Este concepto de fractura del metabolismo social cobró significación en el marco del agravamiento de la problemática ambiental de las últimas décadas, convirtiéndose en una categoría central para el ecosocialismo y también para tradiciones ecológicas no marxistas. Su importancia radica, entre otros aspectos, en que sostiene una aproximación a la problemática ambiental que se diferencia tanto del conservacionismo burgués como de la racionalidad neoliberal mercantilizadora y del solucionismo tecnológico, que cuestiona el proceso de desocialización del ambiente y objetivización de la naturaleza y que reformula la noción de trabajo humano ahora concebido como intervención reguladora de la relación metabólica.
En esta dirección, el término dialoga con otros saberes y prácticas populares desplegados en el cuestionamiento a los efectos devastadores del despojo neoliberal capitalista en lo social y ambiental. Ejemplo de ello lo constituyen los horizontes del buen vivir (o convivir bien) emergidos de la práctica de los movimientos indígenas en el ciclo de luchas sociales contra el extractivismo depredador en América Latina; prácticas centrales en la renovación de los horizontes emancipatorios y el cuestionamiento a la modernidad colonialidad y su patrón de poder.
Como lo señala Bellamy Foster, la dinámica de la crisis climática puede examinarse desde similar perspectiva, en tanto fractura en el metabolismo de la Tierra. Así, la emergencia y revitalización de la tradición ecosocialista en las últimas décadas —que cuenta hoy con múltiples exponentes—, junto a la significación que cobró el concepto de metabolismo social, dan cuenta de los aportes del pensamiento crítico a la construcción de alternativas efectivas ante el colapso climático y ambiental.
Capitalismo fósil y revolución
Se ha señalado, con base en una sustanciosa evidencia empírica, que la opción por una industrialización basada en la máquina de vapor y en el uso del carbón en la Inglaterra del siglo XIX no resultó de un cálculo de rentabilidad o de eficiencia tecnológica sino del hecho de que resultaba la mejor opción para los industriales ingleses en función de enfrentar y desarmar las demandas y fuerza de los trabajadores. Se trató, a todas luces, de una opción del capital contra el trabajo.
Desde aquellos tiempos, el capitalismo se entretejió con las energías fósiles al punto que se puede hablar de capitalismo fósil. Aún hoy el uso de los combustibles fósiles sigue incrementándose más allá de las iniciativas respecto de las energías renovables. Y cuanto más sigue llevándonos esta locomotora a la catástrofe climática, más urgente se torna accionar el freno de emergencia, como señalara Benjamin.

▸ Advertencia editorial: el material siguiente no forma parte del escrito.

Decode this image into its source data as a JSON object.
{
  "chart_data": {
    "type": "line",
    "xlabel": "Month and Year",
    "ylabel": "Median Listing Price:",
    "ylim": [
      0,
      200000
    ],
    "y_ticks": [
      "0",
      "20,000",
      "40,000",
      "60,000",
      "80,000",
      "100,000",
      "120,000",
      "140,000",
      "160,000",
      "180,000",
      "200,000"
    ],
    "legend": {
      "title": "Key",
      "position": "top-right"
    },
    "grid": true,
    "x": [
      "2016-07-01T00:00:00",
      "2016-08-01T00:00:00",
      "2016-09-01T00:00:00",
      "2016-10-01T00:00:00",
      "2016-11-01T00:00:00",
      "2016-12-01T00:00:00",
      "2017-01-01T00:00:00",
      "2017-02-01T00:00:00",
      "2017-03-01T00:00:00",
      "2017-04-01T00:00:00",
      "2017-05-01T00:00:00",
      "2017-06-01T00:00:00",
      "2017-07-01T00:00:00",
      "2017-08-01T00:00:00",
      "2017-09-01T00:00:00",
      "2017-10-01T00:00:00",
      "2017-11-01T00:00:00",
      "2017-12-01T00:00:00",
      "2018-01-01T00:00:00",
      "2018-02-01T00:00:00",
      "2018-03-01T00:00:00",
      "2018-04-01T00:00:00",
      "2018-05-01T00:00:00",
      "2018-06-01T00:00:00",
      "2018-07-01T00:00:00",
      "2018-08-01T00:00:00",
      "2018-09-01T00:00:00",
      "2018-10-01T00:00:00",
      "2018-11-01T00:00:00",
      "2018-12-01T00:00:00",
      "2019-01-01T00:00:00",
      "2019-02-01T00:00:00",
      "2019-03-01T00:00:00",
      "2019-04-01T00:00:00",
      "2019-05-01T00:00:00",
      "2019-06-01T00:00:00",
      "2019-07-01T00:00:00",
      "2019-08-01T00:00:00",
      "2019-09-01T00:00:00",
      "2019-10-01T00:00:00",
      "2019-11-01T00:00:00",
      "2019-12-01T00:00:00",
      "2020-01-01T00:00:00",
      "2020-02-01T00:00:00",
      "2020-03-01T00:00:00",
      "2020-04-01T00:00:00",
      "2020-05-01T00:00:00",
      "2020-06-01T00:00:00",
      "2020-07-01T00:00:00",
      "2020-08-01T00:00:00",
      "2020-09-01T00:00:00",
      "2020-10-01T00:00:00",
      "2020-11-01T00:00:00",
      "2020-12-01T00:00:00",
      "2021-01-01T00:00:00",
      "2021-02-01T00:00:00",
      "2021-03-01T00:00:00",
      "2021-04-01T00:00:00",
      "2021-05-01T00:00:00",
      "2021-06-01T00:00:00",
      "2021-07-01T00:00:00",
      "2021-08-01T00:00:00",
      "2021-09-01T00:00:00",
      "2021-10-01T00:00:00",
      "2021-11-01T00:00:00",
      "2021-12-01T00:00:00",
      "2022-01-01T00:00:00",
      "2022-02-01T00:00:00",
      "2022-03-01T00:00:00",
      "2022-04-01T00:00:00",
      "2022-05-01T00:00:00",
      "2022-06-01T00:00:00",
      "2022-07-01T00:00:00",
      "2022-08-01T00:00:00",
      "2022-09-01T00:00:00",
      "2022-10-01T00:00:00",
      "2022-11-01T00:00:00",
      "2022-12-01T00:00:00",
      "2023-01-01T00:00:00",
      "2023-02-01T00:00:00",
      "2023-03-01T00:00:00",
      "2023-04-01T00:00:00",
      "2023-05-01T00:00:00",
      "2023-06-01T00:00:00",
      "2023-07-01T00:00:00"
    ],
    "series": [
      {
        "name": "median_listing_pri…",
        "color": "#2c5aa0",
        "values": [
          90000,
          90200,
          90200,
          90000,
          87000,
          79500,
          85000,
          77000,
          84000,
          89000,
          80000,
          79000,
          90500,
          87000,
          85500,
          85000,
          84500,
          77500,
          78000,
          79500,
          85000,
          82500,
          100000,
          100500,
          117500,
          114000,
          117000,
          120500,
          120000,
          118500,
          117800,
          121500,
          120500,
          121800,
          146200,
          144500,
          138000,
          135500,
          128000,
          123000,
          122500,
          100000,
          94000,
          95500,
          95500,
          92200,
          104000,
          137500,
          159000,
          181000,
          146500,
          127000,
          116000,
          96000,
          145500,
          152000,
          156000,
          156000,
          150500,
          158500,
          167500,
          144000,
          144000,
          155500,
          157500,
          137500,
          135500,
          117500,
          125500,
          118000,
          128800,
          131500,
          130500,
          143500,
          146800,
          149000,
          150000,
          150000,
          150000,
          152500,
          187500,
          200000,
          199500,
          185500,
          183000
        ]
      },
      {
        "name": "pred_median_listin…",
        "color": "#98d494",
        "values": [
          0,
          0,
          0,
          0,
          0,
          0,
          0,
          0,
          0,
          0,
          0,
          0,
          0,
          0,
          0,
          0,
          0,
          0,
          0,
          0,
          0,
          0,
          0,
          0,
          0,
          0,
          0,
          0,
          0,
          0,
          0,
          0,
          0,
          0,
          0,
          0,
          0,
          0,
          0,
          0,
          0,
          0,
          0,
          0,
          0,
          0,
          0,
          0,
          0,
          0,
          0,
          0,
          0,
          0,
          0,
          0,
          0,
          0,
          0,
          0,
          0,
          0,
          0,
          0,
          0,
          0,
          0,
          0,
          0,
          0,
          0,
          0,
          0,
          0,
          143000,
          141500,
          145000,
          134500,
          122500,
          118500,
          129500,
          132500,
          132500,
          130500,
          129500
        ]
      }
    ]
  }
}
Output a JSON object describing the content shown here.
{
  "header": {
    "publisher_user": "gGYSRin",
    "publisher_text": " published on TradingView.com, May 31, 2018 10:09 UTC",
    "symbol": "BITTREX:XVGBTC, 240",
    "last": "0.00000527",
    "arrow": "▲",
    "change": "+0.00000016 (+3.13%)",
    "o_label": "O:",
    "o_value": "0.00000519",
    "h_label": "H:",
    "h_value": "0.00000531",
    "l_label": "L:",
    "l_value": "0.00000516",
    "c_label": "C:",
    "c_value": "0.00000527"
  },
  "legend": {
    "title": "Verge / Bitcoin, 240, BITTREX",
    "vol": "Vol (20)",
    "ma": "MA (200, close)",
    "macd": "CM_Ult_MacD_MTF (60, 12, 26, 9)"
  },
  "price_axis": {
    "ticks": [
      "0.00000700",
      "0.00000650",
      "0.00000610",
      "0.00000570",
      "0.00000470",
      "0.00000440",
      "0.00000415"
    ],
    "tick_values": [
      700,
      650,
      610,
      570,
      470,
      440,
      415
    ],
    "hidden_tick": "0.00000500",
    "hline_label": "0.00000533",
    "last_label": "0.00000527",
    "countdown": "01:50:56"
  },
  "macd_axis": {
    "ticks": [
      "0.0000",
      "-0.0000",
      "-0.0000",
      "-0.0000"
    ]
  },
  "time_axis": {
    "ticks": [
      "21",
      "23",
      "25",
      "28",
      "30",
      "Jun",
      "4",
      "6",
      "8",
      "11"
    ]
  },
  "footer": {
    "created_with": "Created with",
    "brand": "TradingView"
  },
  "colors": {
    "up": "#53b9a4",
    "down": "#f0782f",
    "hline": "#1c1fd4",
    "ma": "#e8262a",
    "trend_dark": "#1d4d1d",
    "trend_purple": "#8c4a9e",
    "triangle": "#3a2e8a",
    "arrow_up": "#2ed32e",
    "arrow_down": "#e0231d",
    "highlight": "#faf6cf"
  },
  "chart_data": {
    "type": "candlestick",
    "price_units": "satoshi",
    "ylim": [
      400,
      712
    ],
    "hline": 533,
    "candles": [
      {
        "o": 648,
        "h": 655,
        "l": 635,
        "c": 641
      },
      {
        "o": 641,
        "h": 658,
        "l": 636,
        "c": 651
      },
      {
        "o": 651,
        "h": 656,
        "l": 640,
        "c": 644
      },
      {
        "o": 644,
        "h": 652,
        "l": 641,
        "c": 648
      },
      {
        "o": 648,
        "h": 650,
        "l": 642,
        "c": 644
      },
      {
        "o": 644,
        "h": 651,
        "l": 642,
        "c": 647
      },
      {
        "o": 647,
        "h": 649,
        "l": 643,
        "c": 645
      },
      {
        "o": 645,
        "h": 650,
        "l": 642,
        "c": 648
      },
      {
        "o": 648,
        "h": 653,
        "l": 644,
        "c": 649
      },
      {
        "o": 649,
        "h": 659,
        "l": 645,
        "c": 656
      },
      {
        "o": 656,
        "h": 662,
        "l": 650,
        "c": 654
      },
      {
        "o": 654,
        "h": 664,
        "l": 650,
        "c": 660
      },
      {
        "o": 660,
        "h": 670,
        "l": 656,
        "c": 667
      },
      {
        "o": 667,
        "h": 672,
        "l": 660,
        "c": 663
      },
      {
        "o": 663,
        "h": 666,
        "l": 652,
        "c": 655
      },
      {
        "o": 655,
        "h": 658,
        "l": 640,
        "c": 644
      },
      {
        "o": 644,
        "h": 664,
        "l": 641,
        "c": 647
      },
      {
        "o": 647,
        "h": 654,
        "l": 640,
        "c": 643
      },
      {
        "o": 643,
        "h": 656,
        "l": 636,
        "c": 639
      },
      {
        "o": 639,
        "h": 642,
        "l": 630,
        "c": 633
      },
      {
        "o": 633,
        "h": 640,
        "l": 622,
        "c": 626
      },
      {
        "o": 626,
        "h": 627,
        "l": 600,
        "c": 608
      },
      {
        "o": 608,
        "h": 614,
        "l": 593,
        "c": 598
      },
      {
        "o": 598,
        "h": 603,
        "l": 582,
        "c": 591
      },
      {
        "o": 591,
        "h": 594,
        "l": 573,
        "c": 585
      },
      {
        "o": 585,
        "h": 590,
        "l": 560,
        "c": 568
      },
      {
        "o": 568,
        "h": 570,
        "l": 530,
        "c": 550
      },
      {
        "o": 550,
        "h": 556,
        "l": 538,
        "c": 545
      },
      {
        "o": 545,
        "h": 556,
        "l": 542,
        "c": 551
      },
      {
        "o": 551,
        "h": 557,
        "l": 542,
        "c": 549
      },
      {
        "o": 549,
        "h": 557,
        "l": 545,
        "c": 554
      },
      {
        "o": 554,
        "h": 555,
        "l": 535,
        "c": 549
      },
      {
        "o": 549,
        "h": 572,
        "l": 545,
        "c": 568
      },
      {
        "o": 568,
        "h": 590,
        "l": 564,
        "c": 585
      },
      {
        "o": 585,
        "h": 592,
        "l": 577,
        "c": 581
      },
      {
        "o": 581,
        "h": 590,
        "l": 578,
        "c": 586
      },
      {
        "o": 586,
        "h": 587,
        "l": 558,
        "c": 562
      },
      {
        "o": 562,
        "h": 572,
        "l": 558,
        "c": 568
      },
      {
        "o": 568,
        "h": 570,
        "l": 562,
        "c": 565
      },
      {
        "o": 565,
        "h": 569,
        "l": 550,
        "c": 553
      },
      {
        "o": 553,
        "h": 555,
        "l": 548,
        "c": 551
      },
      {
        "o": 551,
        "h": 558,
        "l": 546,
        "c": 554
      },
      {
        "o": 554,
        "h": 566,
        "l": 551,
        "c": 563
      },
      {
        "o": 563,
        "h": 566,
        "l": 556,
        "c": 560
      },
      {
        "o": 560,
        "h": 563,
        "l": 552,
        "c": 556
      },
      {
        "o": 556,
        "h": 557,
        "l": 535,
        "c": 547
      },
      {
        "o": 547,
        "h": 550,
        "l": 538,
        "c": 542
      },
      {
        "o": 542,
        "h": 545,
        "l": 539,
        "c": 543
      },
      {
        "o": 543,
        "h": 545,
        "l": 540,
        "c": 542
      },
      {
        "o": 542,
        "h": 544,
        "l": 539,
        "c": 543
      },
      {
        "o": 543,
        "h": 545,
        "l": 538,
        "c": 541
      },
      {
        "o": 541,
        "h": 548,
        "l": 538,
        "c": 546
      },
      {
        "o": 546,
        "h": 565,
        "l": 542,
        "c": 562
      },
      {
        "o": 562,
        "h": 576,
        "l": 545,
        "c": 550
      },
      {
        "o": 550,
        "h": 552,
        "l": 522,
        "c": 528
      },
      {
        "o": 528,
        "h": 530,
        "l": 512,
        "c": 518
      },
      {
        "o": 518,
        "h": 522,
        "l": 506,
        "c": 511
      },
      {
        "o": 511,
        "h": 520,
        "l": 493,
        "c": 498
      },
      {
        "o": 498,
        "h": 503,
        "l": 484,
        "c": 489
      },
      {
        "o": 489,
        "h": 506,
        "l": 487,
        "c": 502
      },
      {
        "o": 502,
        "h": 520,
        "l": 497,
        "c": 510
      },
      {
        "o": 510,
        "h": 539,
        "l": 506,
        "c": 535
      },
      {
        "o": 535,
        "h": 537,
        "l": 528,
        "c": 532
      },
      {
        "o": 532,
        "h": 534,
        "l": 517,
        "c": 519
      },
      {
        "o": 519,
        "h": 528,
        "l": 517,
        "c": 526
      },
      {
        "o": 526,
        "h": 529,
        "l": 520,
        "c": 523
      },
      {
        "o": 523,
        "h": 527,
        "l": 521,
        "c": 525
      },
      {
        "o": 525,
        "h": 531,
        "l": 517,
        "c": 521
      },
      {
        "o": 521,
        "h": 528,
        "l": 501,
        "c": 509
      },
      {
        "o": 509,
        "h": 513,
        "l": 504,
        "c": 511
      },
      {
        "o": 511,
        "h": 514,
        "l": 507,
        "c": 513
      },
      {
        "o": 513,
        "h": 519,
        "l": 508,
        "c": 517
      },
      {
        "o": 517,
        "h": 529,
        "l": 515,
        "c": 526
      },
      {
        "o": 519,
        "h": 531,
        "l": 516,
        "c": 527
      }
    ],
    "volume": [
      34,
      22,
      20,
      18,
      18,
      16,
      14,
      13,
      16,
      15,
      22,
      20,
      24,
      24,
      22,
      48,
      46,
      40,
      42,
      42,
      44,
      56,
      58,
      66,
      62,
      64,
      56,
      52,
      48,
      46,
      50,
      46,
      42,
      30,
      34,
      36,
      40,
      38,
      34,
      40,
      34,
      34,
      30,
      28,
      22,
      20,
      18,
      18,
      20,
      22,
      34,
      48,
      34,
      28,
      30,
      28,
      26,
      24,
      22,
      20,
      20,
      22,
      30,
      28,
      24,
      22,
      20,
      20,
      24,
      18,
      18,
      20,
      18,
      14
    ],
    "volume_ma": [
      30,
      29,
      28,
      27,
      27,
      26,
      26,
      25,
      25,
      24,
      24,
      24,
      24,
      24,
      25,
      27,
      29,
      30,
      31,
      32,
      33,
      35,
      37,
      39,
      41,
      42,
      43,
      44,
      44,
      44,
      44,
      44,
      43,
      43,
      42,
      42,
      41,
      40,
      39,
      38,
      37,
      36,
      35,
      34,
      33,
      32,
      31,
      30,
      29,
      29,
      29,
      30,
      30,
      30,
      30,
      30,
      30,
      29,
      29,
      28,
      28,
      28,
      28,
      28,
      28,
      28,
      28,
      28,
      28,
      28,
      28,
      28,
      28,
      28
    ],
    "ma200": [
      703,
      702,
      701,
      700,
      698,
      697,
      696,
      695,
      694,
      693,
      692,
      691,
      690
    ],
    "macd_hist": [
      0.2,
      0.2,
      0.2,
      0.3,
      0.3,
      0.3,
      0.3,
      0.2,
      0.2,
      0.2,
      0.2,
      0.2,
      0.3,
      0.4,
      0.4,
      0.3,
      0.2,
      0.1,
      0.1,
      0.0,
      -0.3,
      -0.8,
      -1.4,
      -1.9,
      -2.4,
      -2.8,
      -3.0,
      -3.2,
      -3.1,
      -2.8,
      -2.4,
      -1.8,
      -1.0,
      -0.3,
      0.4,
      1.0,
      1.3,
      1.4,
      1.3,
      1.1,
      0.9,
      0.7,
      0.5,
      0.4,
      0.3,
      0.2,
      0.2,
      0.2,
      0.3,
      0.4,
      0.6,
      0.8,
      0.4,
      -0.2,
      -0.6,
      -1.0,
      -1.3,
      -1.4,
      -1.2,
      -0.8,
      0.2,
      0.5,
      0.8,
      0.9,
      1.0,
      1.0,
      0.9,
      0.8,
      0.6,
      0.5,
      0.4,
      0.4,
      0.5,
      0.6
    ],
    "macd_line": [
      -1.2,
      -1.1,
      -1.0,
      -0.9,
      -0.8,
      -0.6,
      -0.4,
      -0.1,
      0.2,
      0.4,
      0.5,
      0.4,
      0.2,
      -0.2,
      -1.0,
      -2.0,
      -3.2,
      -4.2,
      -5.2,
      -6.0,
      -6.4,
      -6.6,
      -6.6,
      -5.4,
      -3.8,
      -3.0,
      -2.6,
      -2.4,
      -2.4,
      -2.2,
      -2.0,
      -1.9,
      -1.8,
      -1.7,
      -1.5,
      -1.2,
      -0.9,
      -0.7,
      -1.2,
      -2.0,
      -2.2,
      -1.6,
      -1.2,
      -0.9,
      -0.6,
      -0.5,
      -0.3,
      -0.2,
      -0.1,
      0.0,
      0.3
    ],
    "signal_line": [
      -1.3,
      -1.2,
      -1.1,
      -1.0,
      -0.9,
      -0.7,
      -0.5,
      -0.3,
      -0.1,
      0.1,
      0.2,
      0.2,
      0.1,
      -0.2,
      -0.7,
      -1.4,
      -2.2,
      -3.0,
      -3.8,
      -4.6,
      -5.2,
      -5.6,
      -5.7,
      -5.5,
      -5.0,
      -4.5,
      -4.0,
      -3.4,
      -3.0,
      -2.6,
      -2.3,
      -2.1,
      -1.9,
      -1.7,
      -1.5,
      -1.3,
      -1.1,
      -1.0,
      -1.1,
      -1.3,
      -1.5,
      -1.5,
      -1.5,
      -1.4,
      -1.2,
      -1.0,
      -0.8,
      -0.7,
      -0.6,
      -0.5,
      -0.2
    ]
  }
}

En otra época catastrófica, aquella que fue testigo de dos guerras mundiales, Rosa Luxemburgo escribió:
nos encontramos (…), tal como lo profetizó Engels hace una generación, ante la terrible opción: o triunfa el imperialismo y provoca la destrucción de toda cultura (…) o triunfa el socialismo, es decir, la lucha consciente del proletariado internacional contra el imperialismo, sus métodos, sus guerras».
En tanto dimensión de una crisis multidimensional de la civilización del capital, la crisis climática augura hoy una catástrofe mayor: amenaza con la extinción de la vida en el planeta, con la destrucción de las condiciones de vida de territorios y poblaciones, particularmente en los países del Sur y entre las clases populares. La crisis presente plantea una oposición radical que reactualiza, de modo urgente y agudo, la necesidad de una transformación societal profunda; una transformación societal de hondura similar a la anunciada ya hace siglos bajo la invocación a la revolución.